However, the commenters had other objections about the anomaly at 50%. After all, P(A) = 50% implies P(~A) = 50%, so the choice of “I will not get any new girlfriends: 50% confidence” is logically equivalent to “I will get at least 1 new girlfriend: 50% confidence”, except that one results as true and the other false. Therefore, the question seems sensitive only to the particular phrasing chosen, independent of the outcome.
One commenter suggests that close to perfect calibration at 50% confidence can be achieved by choosing whether to represent propositions as positive or negative statements by flipping a fair coin. Another suggests replacing 50% confidence with 50.1% or some other number arbitrarily close to 50%, but not equal to it. Others suggest getting rid of the 50% confidence bin altogether.
Scott recognizes that predicting A and predicting ~A are logically equivalent, and choosing to use one or the other is arbitrary. But by choosing to only include A in his data set rather than ~A, he creates a problem that occurs when P(A) = 50%, where the arbitrary choice of making a prediction phrased as ~A would have changed the calibration results despite being the same prediction.
Symmetry
This conundrum illustrates an important point about these calibration exercises. Scott chooses all of his propositions to be in the form of statements to which he assigns greater or equal to 50% probability, by convention, recognizing that he doesn’t need to also do a calibration of probabilities less than 50%, as the upper-half of the calibration curve captures all the relevant information about his calibration.
This is because the calibration curve has a property of symmetry about the 50% mark, as implied by the mathematical relation P(X) = 1- P(~X) and of course P(~X) = 1 –P(X).
We can enforce that symmetry by recognizing that when we make the claim that proposition X has probability P(X), we are also simultaneously making the claim that proposition ~X has probability 1-P(X). So we add those to the list of predictions and do the bookkeeping on them too. Since we are making both claims, why not be clear about it in our bookkeeping?

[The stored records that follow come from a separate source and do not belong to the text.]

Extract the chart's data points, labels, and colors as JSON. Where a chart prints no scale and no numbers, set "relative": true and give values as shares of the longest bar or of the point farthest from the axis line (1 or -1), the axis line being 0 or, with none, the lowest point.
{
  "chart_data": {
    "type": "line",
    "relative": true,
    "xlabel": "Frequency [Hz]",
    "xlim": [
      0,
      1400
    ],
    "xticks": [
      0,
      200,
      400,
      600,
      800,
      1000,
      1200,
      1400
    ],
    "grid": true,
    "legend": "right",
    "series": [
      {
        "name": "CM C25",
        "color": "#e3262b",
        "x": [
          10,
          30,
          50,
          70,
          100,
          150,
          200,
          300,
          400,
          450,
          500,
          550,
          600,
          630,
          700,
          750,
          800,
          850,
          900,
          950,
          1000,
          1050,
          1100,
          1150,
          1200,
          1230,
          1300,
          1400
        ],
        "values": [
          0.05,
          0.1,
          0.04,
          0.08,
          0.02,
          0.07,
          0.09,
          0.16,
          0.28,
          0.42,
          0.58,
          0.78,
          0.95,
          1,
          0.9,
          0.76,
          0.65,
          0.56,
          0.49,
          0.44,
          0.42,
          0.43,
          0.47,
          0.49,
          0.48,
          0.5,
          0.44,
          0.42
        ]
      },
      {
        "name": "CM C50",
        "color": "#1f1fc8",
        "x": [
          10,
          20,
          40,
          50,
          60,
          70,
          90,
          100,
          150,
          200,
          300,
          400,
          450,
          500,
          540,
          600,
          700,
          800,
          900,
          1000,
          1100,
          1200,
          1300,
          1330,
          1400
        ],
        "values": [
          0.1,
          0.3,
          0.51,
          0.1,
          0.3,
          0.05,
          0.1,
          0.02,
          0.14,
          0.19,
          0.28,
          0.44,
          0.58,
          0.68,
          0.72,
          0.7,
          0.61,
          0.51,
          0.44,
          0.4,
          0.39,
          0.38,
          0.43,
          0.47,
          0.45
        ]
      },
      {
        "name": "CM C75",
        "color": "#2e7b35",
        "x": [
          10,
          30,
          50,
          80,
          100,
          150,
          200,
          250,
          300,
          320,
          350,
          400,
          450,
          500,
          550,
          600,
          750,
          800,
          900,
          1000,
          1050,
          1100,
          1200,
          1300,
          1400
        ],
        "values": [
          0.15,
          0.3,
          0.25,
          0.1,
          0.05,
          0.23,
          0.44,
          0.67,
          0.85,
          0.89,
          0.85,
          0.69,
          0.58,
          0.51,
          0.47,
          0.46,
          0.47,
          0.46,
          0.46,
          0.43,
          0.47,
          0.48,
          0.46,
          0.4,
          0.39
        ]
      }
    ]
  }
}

When we do this, we get the full calibration curve, and the confusion about what to do about 50% probability disappears. Scott’s list of predictions looks like this:
|
Proposition |
Scott's Prior |
Result |
|
|
A |
Jeb Bush will be the top-polling Republican candidate |
P(A) = 50% |
A is False |
|
~A |
Jeb Bush will not be the top-polling Republican candidate |
P(~A) = 50% |
~A is True |
|
B |
Oil will end the year greater than $60 a barrel |
P(B) = 50% |
B is False |
|
~B |
Oil will not end the year greater than $60 a barrel |
P(~B) = 50% |
~B is True |
|
C |
Scott will not get any new girlfriends |
P(C) = 50% |
C is False |
|
~C |
Scott will get new girlfriend(s) |
P(~C) = 50% |
~C is True |
|
D |
At least one SSC post in the second half of 2015 will get > 100,000 hits: 70% |
P(D) = 70% |
D is False |
|
~D |
No SSC post in the second half of 2015 will get > 100,000 hits |
P(~D) = 30% |
~D is True |
|
E |
Ebola will kill fewer people in second half of 2015 than the in first half |
P(E) = 95% |
E is True |
|
~E |
Ebola will kill as many or more people in second half of 2015 than the in first half |
P(~E) = 05% |
~E is False |
You will by now have noticed that there will always be an even number of predictions, and that half of the predictions always are true and half are always false. In most cases, like with E and ~E, that means you get a 95% likely prediction that is true and a 5%-likely prediction that is false, which is what you would expect. However, with 50%-likely predictions, they are always accompanied by another 50% prediction, one of which is true and one of which is false. As a result, it is actually not possible to make a binary prediction at 50% confidence that is out of calibration.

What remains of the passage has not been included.